An object is moving along a straight line with uniform acceleration. The following table gives the velocity of the object at various instants of time.

Time $(s)$	$0$	$1$	$2$	$3$	$4$	$5$	$6$
Velocity $(m s^{-1})$	$2$	$4$	$6$	$8$	$10$	$12$	$14$

Plot the graph.
From the graph:
$(i)$ Find the velocity of the object at the end of $2.5 \ s$.
$(ii)$ Calculate the acceleration.
$(iii)$ Calculate the distance covered in the last $4 \ s$.

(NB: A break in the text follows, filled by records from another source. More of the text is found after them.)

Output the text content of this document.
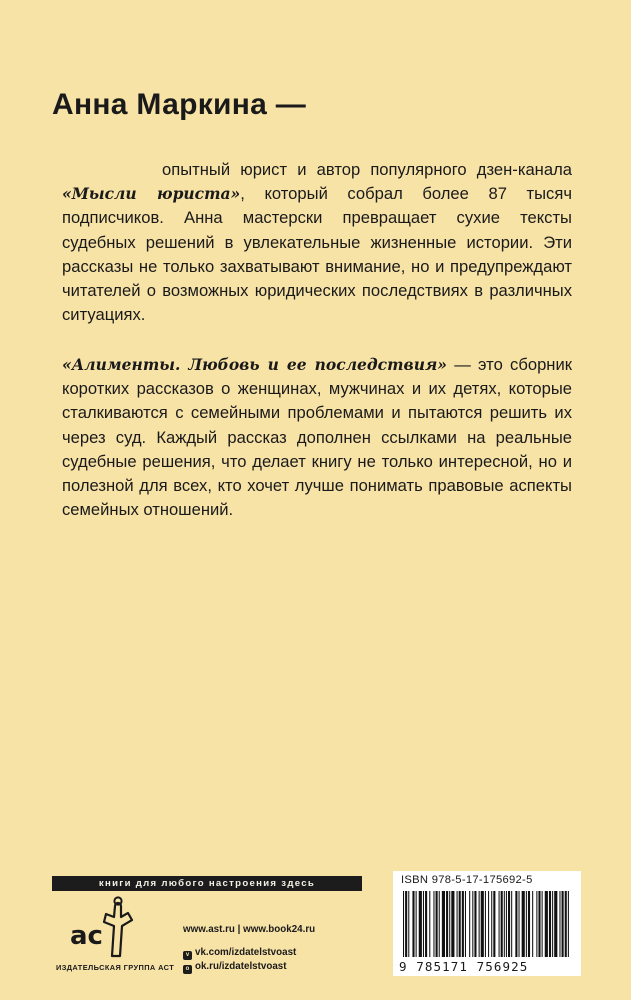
Анна Маркина —

опытный юрист и автор популярного дзен-канала «Мысли юриста», который собрал более 87 тысяч подписчиков. Анна мастерски превращает сухие тексты судебных решений в увлекательные жизненные истории. Эти рассказы не только захватывают внимание, но и предупреждают читателей о возможных юридических последствиях в различных ситуациях.

«Алименты. Любовь и ее последствия» — это сборник коротких рассказов о женщинах, мужчинах и их детях, которые сталкиваются с семейными проблемами и пытаются решить их через суд. Каждый рассказ дополнен ссылками на реальные судебные решения, что делает книгу не только интересной, но и полезной для всех, кто хочет лучше понимать правовые аспекты семейных отношений.

книги для любого настроения здесь
ac
ИЗДАТЕЛЬСКАЯ ГРУППА АСТ
www.ast.ru | www.book24.ru
v vk.com/izdatelstvoast
o ok.ru/izdatelstvoast
ISBN 978-5-17-175692-5
9 785171 756925
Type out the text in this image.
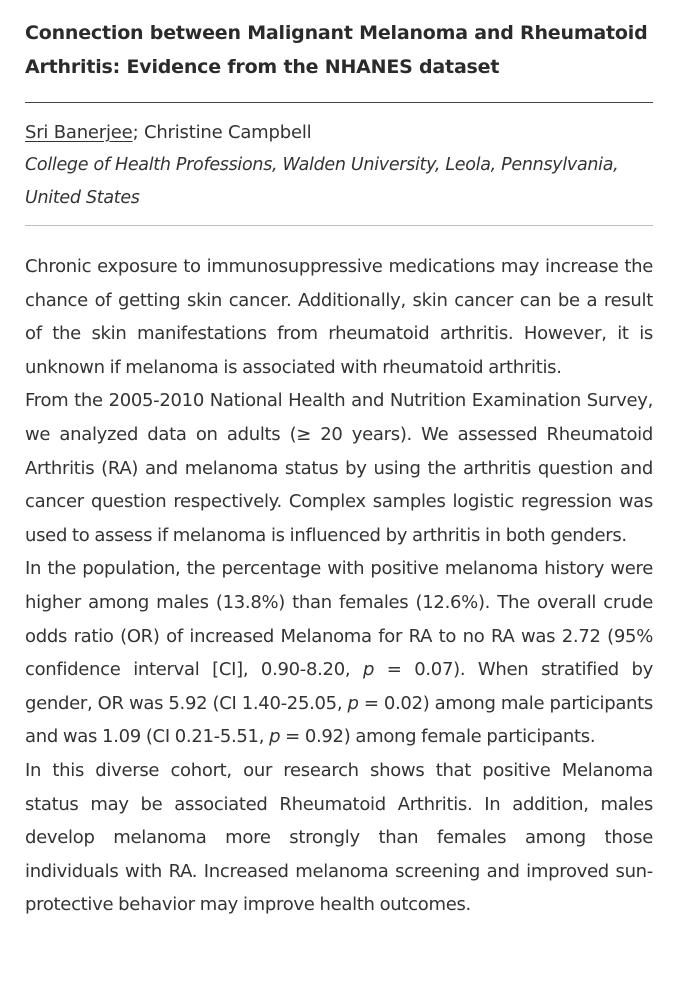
Connection between Malignant Melanoma and Rheumatoid Arthritis: Evidence from the NHANES dataset
Sri Banerjee; Christine Campbell
College of Health Professions, Walden University, Leola, Pennsylvania, United States

Chronic exposure to immunosuppressive medications may increase the chance of getting skin cancer. Additionally, skin cancer can be a result of the skin manifestations from rheumatoid arthritis. However, it is unknown if melanoma is associated with rheumatoid arthritis.

From the 2005-2010 National Health and Nutrition Examination Survey, we analyzed data on adults (≥ 20 years). We assessed Rheumatoid Arthritis (RA) and melanoma status by using the arthritis question and cancer question respectively. Complex samples logistic regression was used to assess if melanoma is influenced by arthritis in both genders.

In the population, the percentage with positive melanoma history were higher among males (13.8%) than females (12.6%). The overall crude odds ratio (OR) of increased Melanoma for RA to no RA was 2.72 (95% confidence interval [CI], 0.90-8.20, p = 0.07). When stratified by gender, OR was 5.92 (CI 1.40-25.05, p = 0.02) among male participants and was 1.09 (CI 0.21-5.51, p = 0.92) among female participants.

In this diverse cohort, our research shows that positive Melanoma status may be associated Rheumatoid Arthritis. In addition, males develop melanoma more strongly than females among those individuals with RA. Increased melanoma screening and improved sun-protective behavior may improve health outcomes.
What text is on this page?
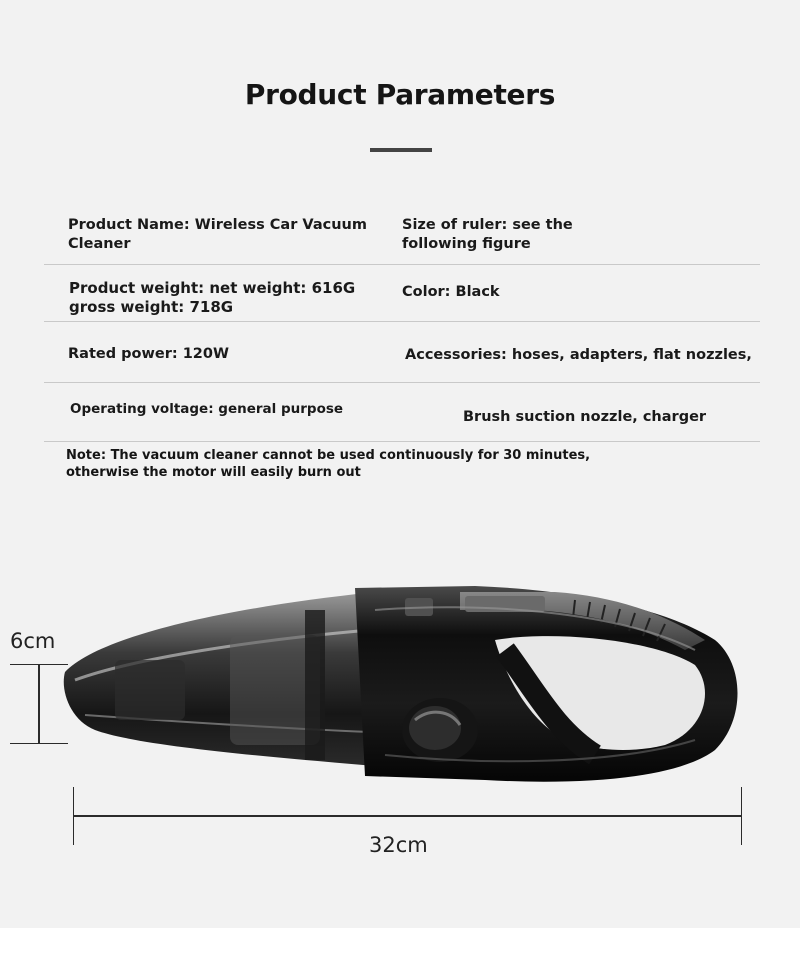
Product Parameters
Product Name: Wireless Car Vacuum Cleaner
Size of ruler: see the following figure
Product weight: net weight: 616G gross weight: 718G
Color: Black
Rated power: 120W	Accessories: hoses, adapters, flat nozzles,
Operating voltage: general purpose	Brush suction nozzle, charger
Note: The vacuum cleaner cannot be used continuously for 30 minutes, otherwise the motor will easily burn out
6cm
32cm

(N/A) $(i)$ By observing the velocity-time graph, at $t = 2.5 \ s$, the velocity is $7 \ m s^{-1}$.
$(ii)$ Acceleration $(a)$ is the slope of the velocity-time graph.
$a = \frac{v - u}{t} = \frac{14 - 2}{6 - 0} = \frac{12}{6} = 2 \ m s^{-2}$.
$(iii)$ The distance covered in the last $4 \ s$ (from $t = 2 \ s$ to $t = 6 \ s$) is equal to the area under the velocity-time graph between these time intervals.
This area forms a trapezium $ABCD$ where the parallel sides are the velocities at $t = 2 \ s$ $(6 \ m s^{-1})$ and $t = 6 \ s$ $(14 \ m s^{-1})$, and the height is the time interval $(6 - 2 = 4 \ s)$.
$S = \text{Area of trapezium } ABCD = \frac{1}{2} \times (\text{sum of parallel sides}) \times (\text{height})$
$S = \frac{1}{2} \times (6 + 14) \times 4 = \frac{1}{2} \times 20 \times 4 = 40 \ m$.